Adding continuous brake control in the Carla Env.py

sheelabhadra / Learning2Drive

Implementation of the paper "Learning to Drive in a day" in CARLA.

MIT License

8 stars 1 forks source link

Adding continuous brake control in the Carla Env.py #3

Closed Jidenna closed 4 years ago

Jidenna commented 4 years ago

Thanks for the fantastic work you have done here.

So I am trying to add brake to the agent continuous control. I noticed from your code in env.py you set:

control.brake = 0. which is understandable to not need a brake control for a simple lane following task. So when I tried to add other cars and pedestrians, the agent never learns to brake and always collides.

I have tried to set control.brake = float(np.abs(np.clip(action[1], -1, 0))) but it doesn't seem to work. Is this because you are using the control() from carla_server_pb2 rather than the standard VehicleControl() from carla.client?

If yes then how do I go about adding a continuous brake control into your code?

Thanks

sheelabhadra commented 4 years ago

Hi @Jidenna, in my experiments, I restricted the throttle to be between 0.4 and 0.6 (line 21 in env.py). If you wish to add brake control, you could skip the code in lines 105-108 in env.py. I think setting the throttle and brake in the following manner should work.

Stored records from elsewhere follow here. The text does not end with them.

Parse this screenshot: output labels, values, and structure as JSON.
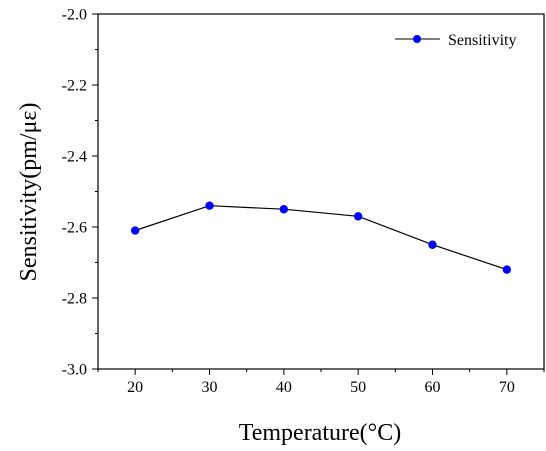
{
  "chart_data": {
    "type": "line",
    "title": "",
    "xlabel": "Temperature(°C)",
    "ylabel": "Sensitivity(pm/με)",
    "xlim": [
      15,
      75
    ],
    "ylim": [
      -3.0,
      -2.0
    ],
    "x_ticks": [
      20,
      30,
      40,
      50,
      60,
      70
    ],
    "x_tick_labels": [
      "20",
      "30",
      "40",
      "50",
      "60",
      "70"
    ],
    "y_ticks": [
      -3.0,
      -2.8,
      -2.6,
      -2.4,
      -2.2,
      -2.0
    ],
    "y_tick_labels": [
      "-3.0",
      "-2.8",
      "-2.6",
      "-2.4",
      "-2.2",
      "-2.0"
    ],
    "grid": false,
    "legend_position": "top-right",
    "series": [
      {
        "name": "Sensitivity",
        "marker_color": "#0000ff",
        "line_color": "#000000",
        "x": [
          20,
          30,
          40,
          50,
          60,
          70
        ],
        "y": [
          -2.61,
          -2.54,
          -2.55,
          -2.57,
          -2.65,
          -2.72
        ]
      }
    ]
  }
}
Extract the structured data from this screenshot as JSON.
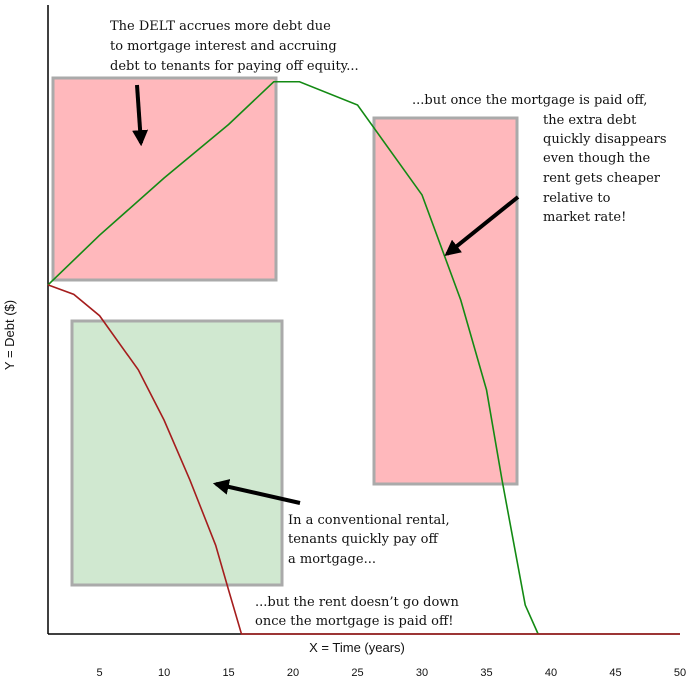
{
  "chart_data": {
    "type": "line",
    "x_label": "X = Time (years)",
    "y_label": "Y = Debt ($)",
    "xlim": [
      1,
      50
    ],
    "ylim": [
      0,
      100
    ],
    "xticks": [
      5,
      10,
      15,
      20,
      25,
      30,
      35,
      40,
      45,
      50
    ],
    "series": [
      {
        "color": "#138a13",
        "x": [
          1,
          5,
          10,
          15,
          18.5,
          20.5,
          25,
          30,
          33,
          35,
          36.2,
          38,
          39
        ],
        "values": [
          55.5,
          63.4,
          72.5,
          81,
          87.8,
          87.8,
          84.1,
          69.8,
          53.1,
          38.8,
          24.5,
          4.6,
          0
        ]
      },
      {
        "color": "#a51d1d",
        "x": [
          1,
          3,
          5,
          8,
          10,
          12,
          14,
          15,
          16,
          50
        ],
        "values": [
          55.5,
          54,
          50.6,
          42,
          34,
          24.5,
          14.1,
          7,
          0,
          0
        ]
      }
    ],
    "annotations": [
      {
        "lines": [
          "The DELT accrues more debt due",
          "to mortgage interest and accruing",
          "debt to tenants for paying off equity..."
        ]
      },
      {
        "lines": [
          "...but once the mortgage is paid off,",
          "the extra debt",
          "quickly disappears",
          "even though the",
          "rent gets cheaper",
          "relative to",
          "market rate!"
        ]
      },
      {
        "lines": [
          "In a conventional rental,",
          "tenants quickly pay off",
          "a mortgage..."
        ]
      },
      {
        "lines": [
          "...but the rent doesn’t go down",
          "once the mortgage is paid off!"
        ]
      }
    ]
  }
}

control.throttle = float(np.clip(action[1], 0, 1))
control.brake = float(np.abs(np.clip(action[1], -1, 0)))

Jidenna commented 4 years ago

Thanks for taking the time to response to this.

So the brake control now works like you suggested it would. However the vehicle brakes too often and most times, it doesn't move for several timestamp but still accumulates a good reward.

I have added a reward to punish the agent for not moving using the following code:

self.nospeed_times = 0
forward_speed = measurements.player_measurements.forward_speed
if forward_speed*3.6 <= 1.0: # convert speed from m/s to km/h
            self.nospeed_times+=1
            if self.nospeed_times>200: # if it gets stuck for 200 steps then reset and punish 
                done = True
            reward = -1

However this is still not a viable solution to fulfilling my ultimate goal which is to make the agent learn to brake before colliding against other dynamic vehicle. This was why I needed the brake control in the first place

Is there a workaround to achieve this? Sorry i am still new to this and I would really appreciate your help.

sheelabhadra commented 4 years ago

Yes, the problem with adding brake control is that it takes time for the agent to understand that braking often is bad. If you also need to handle dynamic obstacles, you would need to design a much more complex reward function than what I have used. I would suggest you take a look at this repo for some ideas. Hope that helps!

Jidenna commented 4 years ago

Thanks for all the help.

Aarnnity commented 3 years ago

Thanks for all the help.

Hi, can you share the code about DDPG? I saw your message, you added a braking behavior for continuous control, I want to learn. Hope to get your reply.